What is Mutual Fund and How it Works – Understanding the Basics
September 19, 2019
Over the past decade, Mutual Funds have emerged as one of the most popular forms of investment in India. If you want to start investing in Mutual Funds, you ought to know what are Mutual Funds and how they work. Read on this article to know more.
What is Mutual Fund?
A Mutual Fund scheme, as the name itself suggests, is a shared fund where money from different investors is pooled together, and the accumulated corpus is invested in diverse groups of assets such as stocks and bonds. The Mutual Fund investors own share of the company whose business is buying shares in other companies or in government bonds and other securities. As a Mutual Fund investor, you cannot own the stocks in the company directly that the fund purchases, but you share the profits or the losses of the total fund’s equally – hence the term ‘Mutual Funds’.
How do Mutual Funds work?
A Mutual Fund scheme, essentially pools money from different investors and invests the amount collected in a wide range of investment tools like government bonds, shares of listed companies, debt funds, equities, corporate bonds and other assets or a combination of these investments. An expert fund manager manages the money, and the type of investment tools selected for the individual portfolio is in accordance with their investment objective and risk-taking capacity. So, if you have stated in your offer document that you want to invest in equities, the fund manager will invest a major portion of the funds in stocks. Whereas, if you want to invest in debt funds, a significant portion of the funds will be invested in bonds.

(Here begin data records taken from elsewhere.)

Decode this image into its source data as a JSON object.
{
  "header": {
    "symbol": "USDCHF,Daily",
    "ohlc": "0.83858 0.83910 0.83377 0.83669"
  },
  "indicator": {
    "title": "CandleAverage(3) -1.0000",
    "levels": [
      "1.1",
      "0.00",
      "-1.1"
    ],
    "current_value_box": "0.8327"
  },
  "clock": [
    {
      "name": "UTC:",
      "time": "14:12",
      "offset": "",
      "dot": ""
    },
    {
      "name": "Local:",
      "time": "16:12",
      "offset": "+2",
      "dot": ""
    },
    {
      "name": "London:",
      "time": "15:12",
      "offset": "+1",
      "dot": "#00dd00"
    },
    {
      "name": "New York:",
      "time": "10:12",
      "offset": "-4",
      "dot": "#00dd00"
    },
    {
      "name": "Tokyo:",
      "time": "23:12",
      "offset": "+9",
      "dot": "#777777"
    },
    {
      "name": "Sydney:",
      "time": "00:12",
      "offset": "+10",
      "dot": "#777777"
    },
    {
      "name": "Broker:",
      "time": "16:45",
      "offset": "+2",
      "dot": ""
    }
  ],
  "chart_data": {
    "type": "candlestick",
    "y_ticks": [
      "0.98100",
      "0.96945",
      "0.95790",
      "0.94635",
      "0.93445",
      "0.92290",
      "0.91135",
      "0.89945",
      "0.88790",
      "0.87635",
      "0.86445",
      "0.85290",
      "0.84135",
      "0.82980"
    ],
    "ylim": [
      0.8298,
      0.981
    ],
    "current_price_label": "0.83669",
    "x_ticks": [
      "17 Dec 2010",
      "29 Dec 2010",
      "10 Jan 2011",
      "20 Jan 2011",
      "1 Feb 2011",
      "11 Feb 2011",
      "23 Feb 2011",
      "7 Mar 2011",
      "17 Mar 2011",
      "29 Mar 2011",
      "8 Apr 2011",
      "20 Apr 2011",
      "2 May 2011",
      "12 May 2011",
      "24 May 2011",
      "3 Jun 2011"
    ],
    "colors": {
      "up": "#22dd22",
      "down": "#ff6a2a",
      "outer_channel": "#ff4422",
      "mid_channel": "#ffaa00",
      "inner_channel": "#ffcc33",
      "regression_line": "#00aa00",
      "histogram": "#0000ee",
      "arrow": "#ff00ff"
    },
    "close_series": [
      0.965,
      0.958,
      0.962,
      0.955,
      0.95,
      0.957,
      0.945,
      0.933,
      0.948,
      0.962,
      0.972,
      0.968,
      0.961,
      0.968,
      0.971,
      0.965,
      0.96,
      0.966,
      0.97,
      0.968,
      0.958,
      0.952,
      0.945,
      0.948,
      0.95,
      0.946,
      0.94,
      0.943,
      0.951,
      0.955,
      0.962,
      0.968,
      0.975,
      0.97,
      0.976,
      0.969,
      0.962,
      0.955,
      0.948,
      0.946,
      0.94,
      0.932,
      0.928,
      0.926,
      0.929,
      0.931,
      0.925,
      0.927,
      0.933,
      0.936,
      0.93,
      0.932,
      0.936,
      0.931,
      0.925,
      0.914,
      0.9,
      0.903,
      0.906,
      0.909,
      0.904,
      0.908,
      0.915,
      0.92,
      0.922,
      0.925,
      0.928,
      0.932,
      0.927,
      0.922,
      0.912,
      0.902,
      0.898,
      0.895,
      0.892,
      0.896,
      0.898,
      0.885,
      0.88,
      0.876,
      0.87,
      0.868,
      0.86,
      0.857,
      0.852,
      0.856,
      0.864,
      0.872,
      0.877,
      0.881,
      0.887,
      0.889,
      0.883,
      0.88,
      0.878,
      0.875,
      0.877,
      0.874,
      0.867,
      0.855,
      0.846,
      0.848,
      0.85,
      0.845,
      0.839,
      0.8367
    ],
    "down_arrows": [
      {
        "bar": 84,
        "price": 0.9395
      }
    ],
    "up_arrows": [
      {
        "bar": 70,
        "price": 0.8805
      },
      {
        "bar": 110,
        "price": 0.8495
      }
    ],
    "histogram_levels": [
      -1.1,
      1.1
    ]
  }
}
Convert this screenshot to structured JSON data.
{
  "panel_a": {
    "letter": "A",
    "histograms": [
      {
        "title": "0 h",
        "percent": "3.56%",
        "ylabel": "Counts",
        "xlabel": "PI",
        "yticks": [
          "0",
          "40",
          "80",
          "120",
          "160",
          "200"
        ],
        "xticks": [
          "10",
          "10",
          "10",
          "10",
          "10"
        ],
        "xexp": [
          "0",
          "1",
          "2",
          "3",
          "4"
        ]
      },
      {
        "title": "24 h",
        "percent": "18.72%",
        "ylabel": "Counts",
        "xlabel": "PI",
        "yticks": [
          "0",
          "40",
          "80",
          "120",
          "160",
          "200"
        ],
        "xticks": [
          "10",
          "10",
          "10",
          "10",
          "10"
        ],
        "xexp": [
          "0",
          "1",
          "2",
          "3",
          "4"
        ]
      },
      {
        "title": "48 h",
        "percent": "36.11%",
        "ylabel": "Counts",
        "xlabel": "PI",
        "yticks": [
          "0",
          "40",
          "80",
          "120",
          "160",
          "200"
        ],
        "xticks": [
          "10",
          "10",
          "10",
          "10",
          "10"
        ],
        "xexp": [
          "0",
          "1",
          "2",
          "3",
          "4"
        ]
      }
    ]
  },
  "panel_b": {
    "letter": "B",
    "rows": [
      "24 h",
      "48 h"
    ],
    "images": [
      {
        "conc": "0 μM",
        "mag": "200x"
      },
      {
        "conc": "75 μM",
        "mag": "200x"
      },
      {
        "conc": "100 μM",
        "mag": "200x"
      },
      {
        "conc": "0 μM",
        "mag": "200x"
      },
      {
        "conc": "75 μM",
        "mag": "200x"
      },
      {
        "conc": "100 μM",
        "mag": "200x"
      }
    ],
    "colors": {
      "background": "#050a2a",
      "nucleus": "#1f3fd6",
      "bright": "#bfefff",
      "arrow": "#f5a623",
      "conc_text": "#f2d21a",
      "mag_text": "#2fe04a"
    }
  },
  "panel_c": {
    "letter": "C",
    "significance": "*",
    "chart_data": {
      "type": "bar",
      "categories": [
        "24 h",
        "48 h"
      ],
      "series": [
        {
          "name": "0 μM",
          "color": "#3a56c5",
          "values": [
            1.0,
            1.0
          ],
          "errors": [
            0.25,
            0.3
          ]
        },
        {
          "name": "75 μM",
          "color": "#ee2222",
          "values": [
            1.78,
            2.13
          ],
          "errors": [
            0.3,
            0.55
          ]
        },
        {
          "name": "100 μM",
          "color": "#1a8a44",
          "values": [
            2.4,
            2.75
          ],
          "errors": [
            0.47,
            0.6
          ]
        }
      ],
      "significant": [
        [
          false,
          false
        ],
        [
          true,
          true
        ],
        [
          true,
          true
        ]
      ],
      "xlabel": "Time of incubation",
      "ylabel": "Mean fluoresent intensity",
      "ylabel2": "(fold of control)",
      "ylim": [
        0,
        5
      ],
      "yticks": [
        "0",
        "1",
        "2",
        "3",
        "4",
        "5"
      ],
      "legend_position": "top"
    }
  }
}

Within the broader equity Mutual Fund category, there are different types of Mutual Funds. There are large-cap funds and mid-cap funds. These funds are focused on investing in certain stocks at a certain point of time to maximise the returns. Based on the Asset Management Company (AMC) that you are working with, there are more than one fund manager to manage your funds. These managers review the funds daily and decide where to invest the funds and when to buy and sell certain investments to ensure maximum returns. The fund managers take these investment decisions based on the investment objectives of the fund.
Just like investing in shares of a company, in Mutual Funds, money is collected from you, and other investors and the fund manager allots units. Under Mutual Funds India, the price of each fund unit is known as the Net Asset Value (NAV). The assets are invested in different bonds and stocks, which forms the portfolio of the fund. Depending on the investment objectives of the scheme, the fund manager decides the portfolio allocation.

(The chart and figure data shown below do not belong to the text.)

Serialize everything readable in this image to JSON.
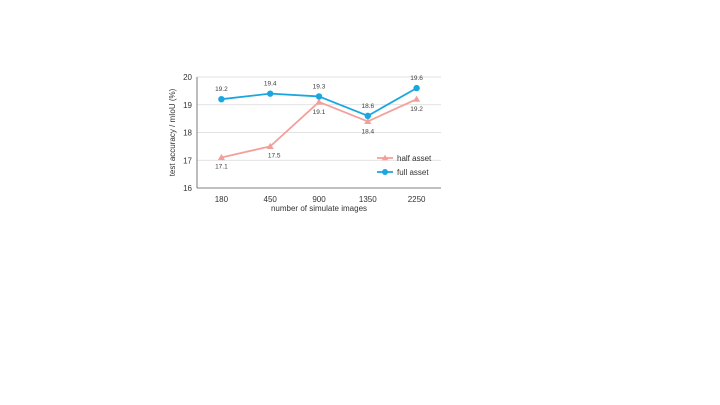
{
  "chart_data": {
    "type": "line",
    "xlabel": "number of simulate images",
    "ylabel": "test accuracy / mIoU (%)",
    "categories": [
      "180",
      "450",
      "900",
      "1350",
      "2250"
    ],
    "ylim": [
      16,
      20
    ],
    "yticks": [
      16,
      17,
      18,
      19,
      20
    ],
    "grid": "horizontal",
    "legend_position": "bottom-right",
    "series": [
      {
        "name": "half asset",
        "values": [
          17.1,
          17.5,
          19.1,
          18.4,
          19.2
        ],
        "labels": [
          "17.1",
          "17.5",
          "19.1",
          "18.4",
          "19.2"
        ],
        "color": "#F4A09A",
        "marker": "triangle"
      },
      {
        "name": "full asset",
        "values": [
          19.2,
          19.4,
          19.3,
          18.6,
          19.6
        ],
        "labels": [
          "19.2",
          "19.4",
          "19.3",
          "18.6",
          "19.6"
        ],
        "color": "#1AA7E0",
        "marker": "circle"
      }
    ]
  }
}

Benefits of investing in Mutual Funds
- There are different types of Mutual Funds in India, which cater to the different types of investors. Irrespective of how small or big your monthly income/expenditure is, you can easily find a Mutual Fund to suit your investment goals and risk appetite.
- Investments in Mutual Funds up to Rs 1.5 lakh are subject to tax deductions under Section 80C of the Income Tax Act.
- Many investors favour Mutual Funds because you need not do the research, the fund manager takes care of the market research and take care of your investments.
- By investing in Mutual Funds, you get the benefit of diversification. You can invest in different asset classes like equities and debts based on your financial objective. This way, you can mitigate the risk when one asset class does not perform well; you can still gain valuable returns from the other and thus avoid loss.